Raka Lestari    •    Senin, 08 Jan 2018 12:38 WIB
perkembangan anak
Apakah Mencium Bayi yang Baru Lahir Berbahaya?
Dokter anak Emily Edwards menyarankan agar orangtua memperhatikan siapa saja yang melakukan kontak dengan anak mereka dalam keadaan sehat dan bebas dari infeksi apapun. (Foto: Pixabay.com)

Jakarta: Melihat bayi yang baru lahir tentunya sangat menggemaskan dan terkadang kita selalu ingin menciumnya setiap saat. Namun apakah mencium bayi, terutama bayi yang baru lahir dapat membahayakan kesehatan sang bayi? Jawabannya adalah, ya. Namun hal tersebut sangat jarang terjadi.

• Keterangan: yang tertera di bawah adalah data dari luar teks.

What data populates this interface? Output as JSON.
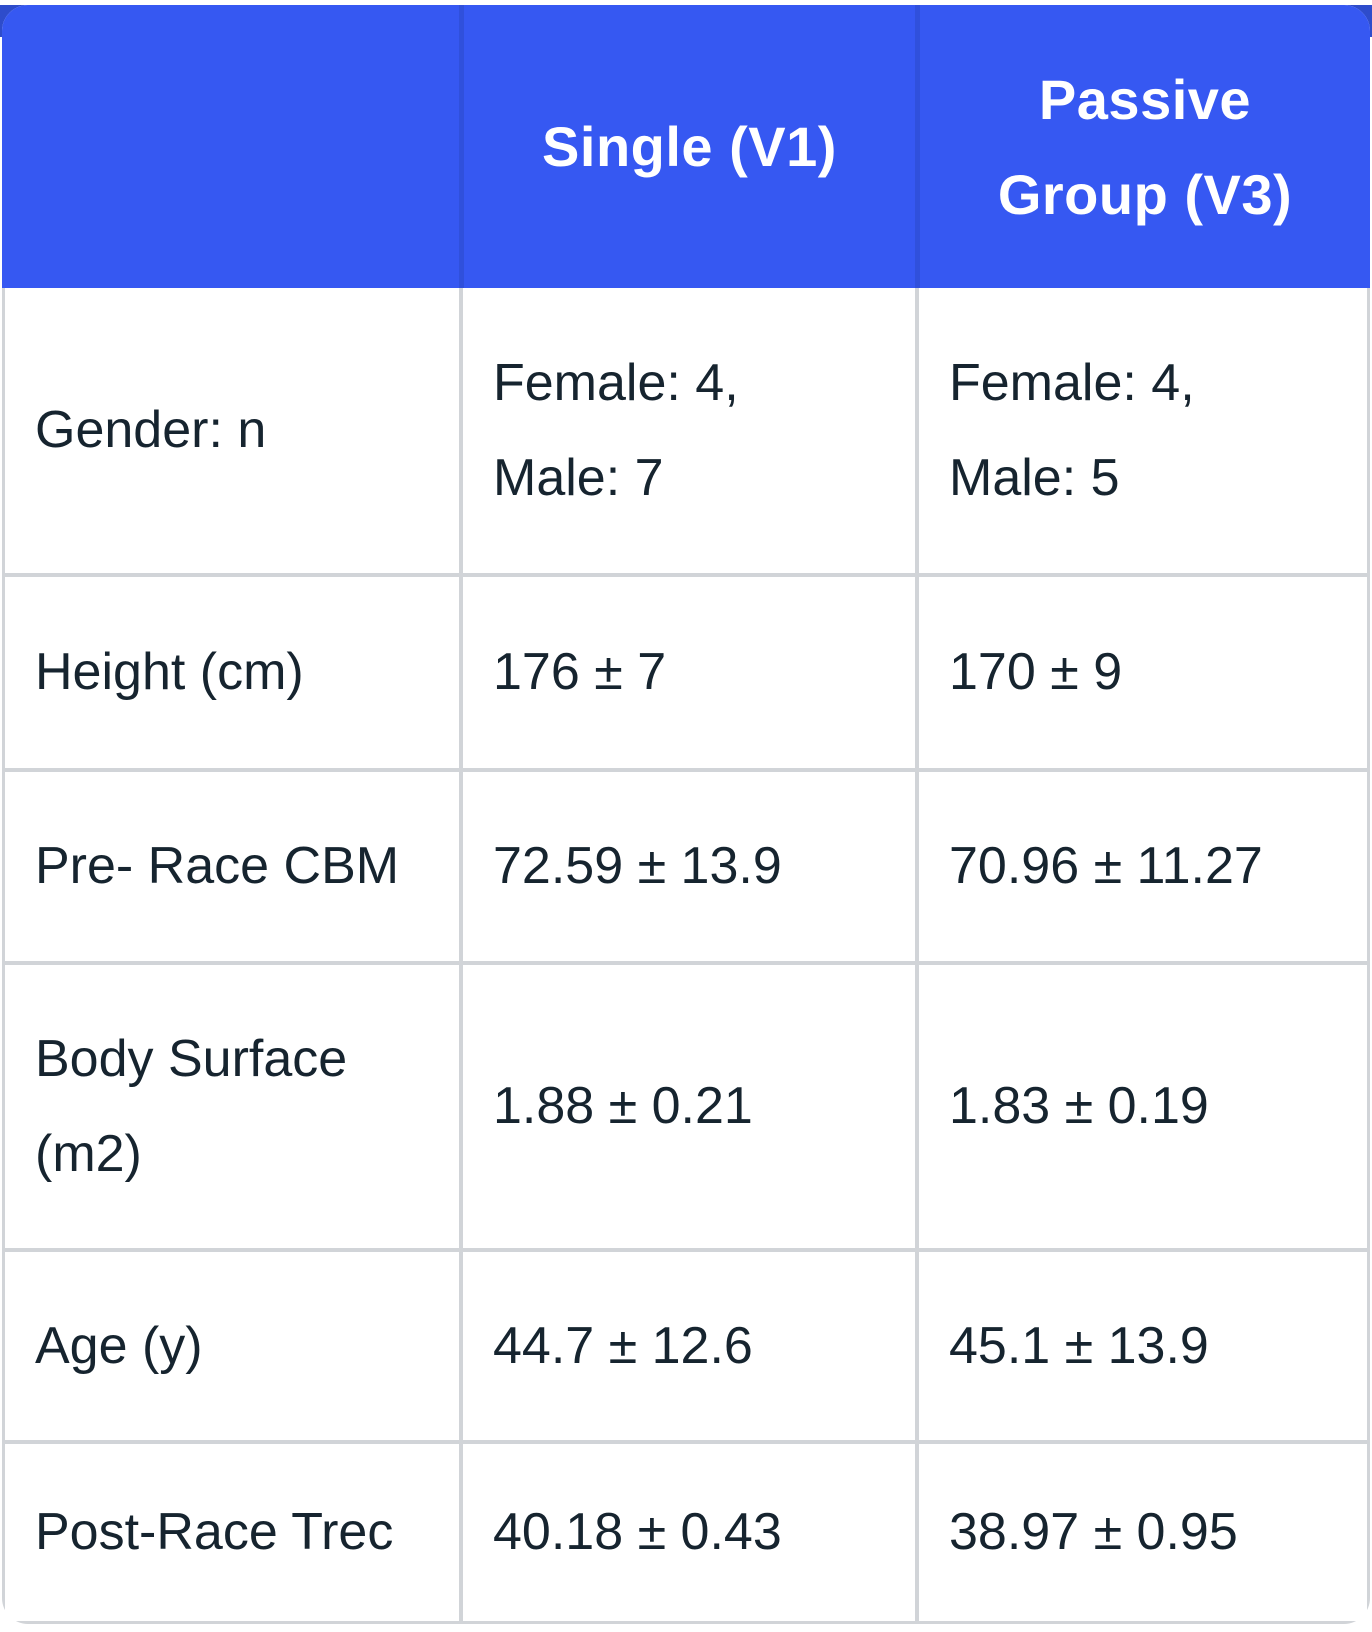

"Orang yang lebih dewasa bisa membuat bayi sakit dengan hanya menciumnya," ujar Dr Gina Posner, seorang dokter anak di Orange Coast Memorial Medical Center di Fountain Valley, California. "Air liur mengandung banyak kuman. Jika mereka tidak sedang sakit, maka bayi pun tidak akan tertular namun jika orang yang lebih dewasa sedang pilek atau terinfeksi virus atau bakteri, maka akan dengan mudah menyebarkannya dengan menciumnya."

"Bayi yang baru lahir memiliki sistem kekebalan tubuh yang belum matang, yang membuat mereka lebih rentan terkena penyakit yang disebabkan virus dan bakteri yang hanya menyebabkan sakit ringan pada anak-anak atau dewasa," ujar Dr. Emily Edwards.

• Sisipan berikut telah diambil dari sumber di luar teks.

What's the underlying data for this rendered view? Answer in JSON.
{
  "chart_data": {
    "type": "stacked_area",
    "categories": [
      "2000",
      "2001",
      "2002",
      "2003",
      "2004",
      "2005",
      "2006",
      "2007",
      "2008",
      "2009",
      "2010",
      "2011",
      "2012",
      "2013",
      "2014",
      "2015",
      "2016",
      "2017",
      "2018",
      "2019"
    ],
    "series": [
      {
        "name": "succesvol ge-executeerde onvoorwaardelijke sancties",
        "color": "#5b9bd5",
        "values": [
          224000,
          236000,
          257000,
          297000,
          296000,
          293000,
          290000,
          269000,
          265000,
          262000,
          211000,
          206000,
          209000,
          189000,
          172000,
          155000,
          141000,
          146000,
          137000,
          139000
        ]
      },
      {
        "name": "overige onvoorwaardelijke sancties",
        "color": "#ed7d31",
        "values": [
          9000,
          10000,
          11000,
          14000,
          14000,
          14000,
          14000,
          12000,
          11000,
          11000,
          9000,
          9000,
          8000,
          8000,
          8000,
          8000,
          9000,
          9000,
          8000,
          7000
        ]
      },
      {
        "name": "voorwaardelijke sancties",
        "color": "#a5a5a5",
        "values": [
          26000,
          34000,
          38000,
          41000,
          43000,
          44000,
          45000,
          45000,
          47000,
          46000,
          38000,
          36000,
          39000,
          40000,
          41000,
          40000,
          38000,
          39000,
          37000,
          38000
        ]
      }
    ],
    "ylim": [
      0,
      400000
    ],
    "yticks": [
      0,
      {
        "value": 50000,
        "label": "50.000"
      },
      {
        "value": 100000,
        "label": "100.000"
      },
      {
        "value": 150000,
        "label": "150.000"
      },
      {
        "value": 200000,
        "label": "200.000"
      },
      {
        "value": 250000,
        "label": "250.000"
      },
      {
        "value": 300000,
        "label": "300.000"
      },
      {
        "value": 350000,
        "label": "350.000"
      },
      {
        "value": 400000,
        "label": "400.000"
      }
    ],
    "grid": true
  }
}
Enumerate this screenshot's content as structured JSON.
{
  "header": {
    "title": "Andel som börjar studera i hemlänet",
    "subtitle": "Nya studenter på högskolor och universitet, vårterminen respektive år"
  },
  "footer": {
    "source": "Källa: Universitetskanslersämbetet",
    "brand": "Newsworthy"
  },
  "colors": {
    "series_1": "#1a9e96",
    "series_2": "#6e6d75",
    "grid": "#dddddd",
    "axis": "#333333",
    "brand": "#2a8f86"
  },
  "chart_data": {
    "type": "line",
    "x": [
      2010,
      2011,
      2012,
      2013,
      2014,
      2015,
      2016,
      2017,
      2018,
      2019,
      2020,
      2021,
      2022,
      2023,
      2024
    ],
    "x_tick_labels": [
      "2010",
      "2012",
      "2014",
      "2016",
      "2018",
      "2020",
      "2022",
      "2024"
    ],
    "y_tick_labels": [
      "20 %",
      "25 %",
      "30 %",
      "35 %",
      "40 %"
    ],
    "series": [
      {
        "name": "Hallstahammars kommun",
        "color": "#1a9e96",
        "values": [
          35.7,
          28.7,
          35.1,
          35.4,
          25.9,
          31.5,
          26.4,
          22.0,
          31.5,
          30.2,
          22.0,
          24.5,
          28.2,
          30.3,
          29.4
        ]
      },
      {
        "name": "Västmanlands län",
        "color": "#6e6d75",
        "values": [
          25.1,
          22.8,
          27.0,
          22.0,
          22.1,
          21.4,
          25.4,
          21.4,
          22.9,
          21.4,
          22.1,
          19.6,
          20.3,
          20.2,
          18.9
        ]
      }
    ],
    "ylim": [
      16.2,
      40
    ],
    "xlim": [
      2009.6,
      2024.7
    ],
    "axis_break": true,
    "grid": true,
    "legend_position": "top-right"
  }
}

Dr. Emily Edwards adalah seorang dokter anak di Pusat Pengobatan Memorial Saddleback di Laguna Hills, California, kepada SheKnows.com. "Misalnya, virus herpes yang bisa menyebabkan sakit pilek pada orang dewasa dapat menyebabkan meningitis neonatal pada bayi baru lahir," tambahnya.


(Dokter anak Emily Edwards menyarankan agar orangtua memperhatikan siapa saja yang melakukan kontak dengan anak mereka dalam keadaan sehat dan bebas dari infeksi apapun. Foto: Pixabay.com)

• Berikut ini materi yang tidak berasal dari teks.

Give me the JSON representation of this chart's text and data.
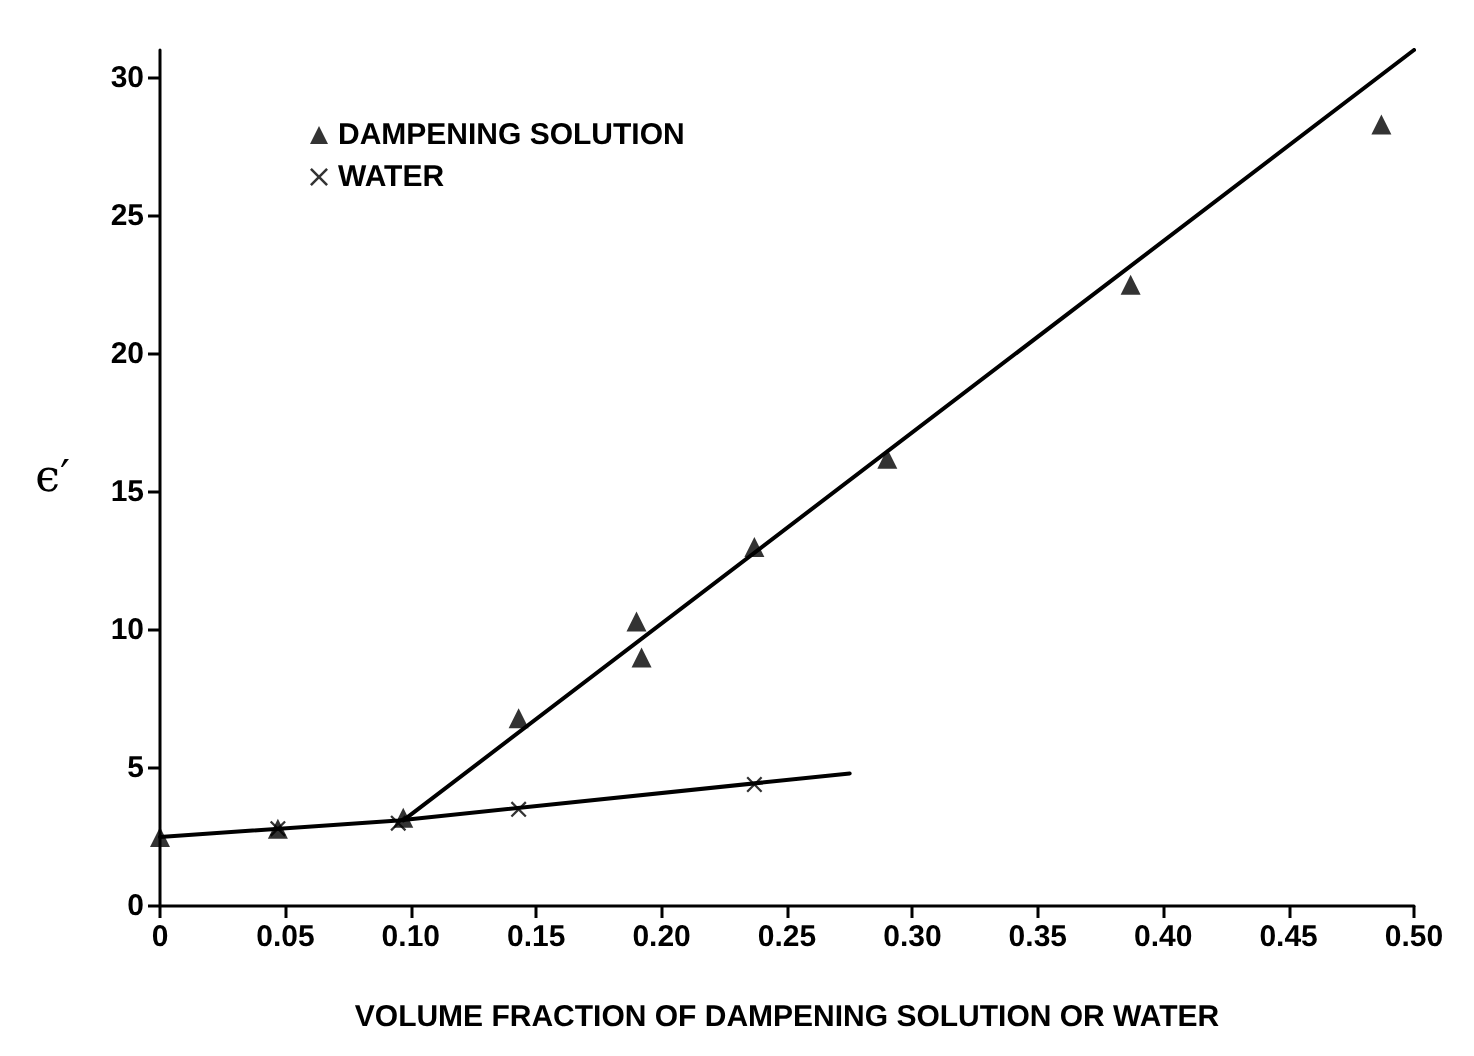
{
  "chart_data": {
    "type": "scatter",
    "xlabel": "VOLUME FRACTION OF DAMPENING SOLUTION OR WATER",
    "ylabel": "ϵ′",
    "xlim": [
      0,
      0.5
    ],
    "xticks": [
      {
        "value": 0,
        "label": "0"
      },
      {
        "value": 0.05,
        "label": "0.05"
      },
      {
        "value": 0.1,
        "label": "0.10"
      },
      {
        "value": 0.15,
        "label": "0.15"
      },
      {
        "value": 0.2,
        "label": "0.20"
      },
      {
        "value": 0.25,
        "label": "0.25"
      },
      {
        "value": 0.3,
        "label": "0.30"
      },
      {
        "value": 0.35,
        "label": "0.35"
      },
      {
        "value": 0.4,
        "label": "0.40"
      },
      {
        "value": 0.45,
        "label": "0.45"
      },
      {
        "value": 0.5,
        "label": "0.50"
      }
    ],
    "ylim": [
      0,
      31
    ],
    "yticks": [
      0,
      5,
      10,
      15,
      20,
      25,
      30
    ],
    "grid": false,
    "legend": "top left",
    "series": [
      {
        "name": "DAMPENING SOLUTION",
        "color": "#000000",
        "marker": "triangle",
        "x": [
          0,
          0.047,
          0.097,
          0.143,
          0.19,
          0.192,
          0.237,
          0.29,
          0.387,
          0.487
        ],
        "values": [
          2.5,
          2.8,
          3.2,
          6.8,
          10.3,
          9.0,
          13.0,
          16.2,
          22.5,
          28.3
        ]
      },
      {
        "name": "WATER",
        "color": "#000000",
        "marker": "cross",
        "x": [
          0.047,
          0.095,
          0.143,
          0.237
        ],
        "values": [
          2.8,
          3.0,
          3.5,
          4.4
        ]
      },
      {
        "type": "line",
        "color": "#000000",
        "marker": "none",
        "x": [
          0.097,
          0.5
        ],
        "values": [
          3.1,
          31.0
        ]
      },
      {
        "type": "line",
        "color": "#000000",
        "marker": "none",
        "x": [
          0,
          0.095,
          0.275
        ],
        "values": [
          2.5,
          3.1,
          4.8
        ]
      }
    ]
  }
}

(Baca juga: 5 Fakta tentang Otak Bayi)

Herpes meningitis dapat disebabkan oleh bakteri, jamur atau jenis kuman lainnya, dan dapat menyebar melalui kontak seksual atau dari seorang wanita ke bayinya saat melahirkan, menurut Dr Trung Tristan Truong dari Johns Hopkins Medicine, seorang dokter anak di MemorialCare Medical Group di San Juan Capistrano, California.

Namun untungnya, penyakit meningitis yang disebabkan oleh bakteri atau herpes sangat jarang, dan persentasenya kurang dari 1 dari 1000 kelahiran bayi. Selain itu, Edwards mengatakan bahwa ia telah melihat tingkat meningitis bayi menurun dalam beberapa tahun terakhir karena perkembangan vaksin. Namun, kasus ini bisa akan sangat parah jika terjadi karena bisa menyebabkan disfungsi neurologis permanen atau kematian.

Edwards juga menyarankan agar orangtua memperhatikan siapa saja yang melakukan kontak dengan anak mereka dalam keadaan sehat dan bebas dari infeksi apapun. Para dokter juga menyarankan agar setiap mengunjungi bayi yang baru lahir atau saat melakukan kontak dengan bayi terlebih dahulu mencuci tangan dengan sabun atau menggunakan hand sanitizer.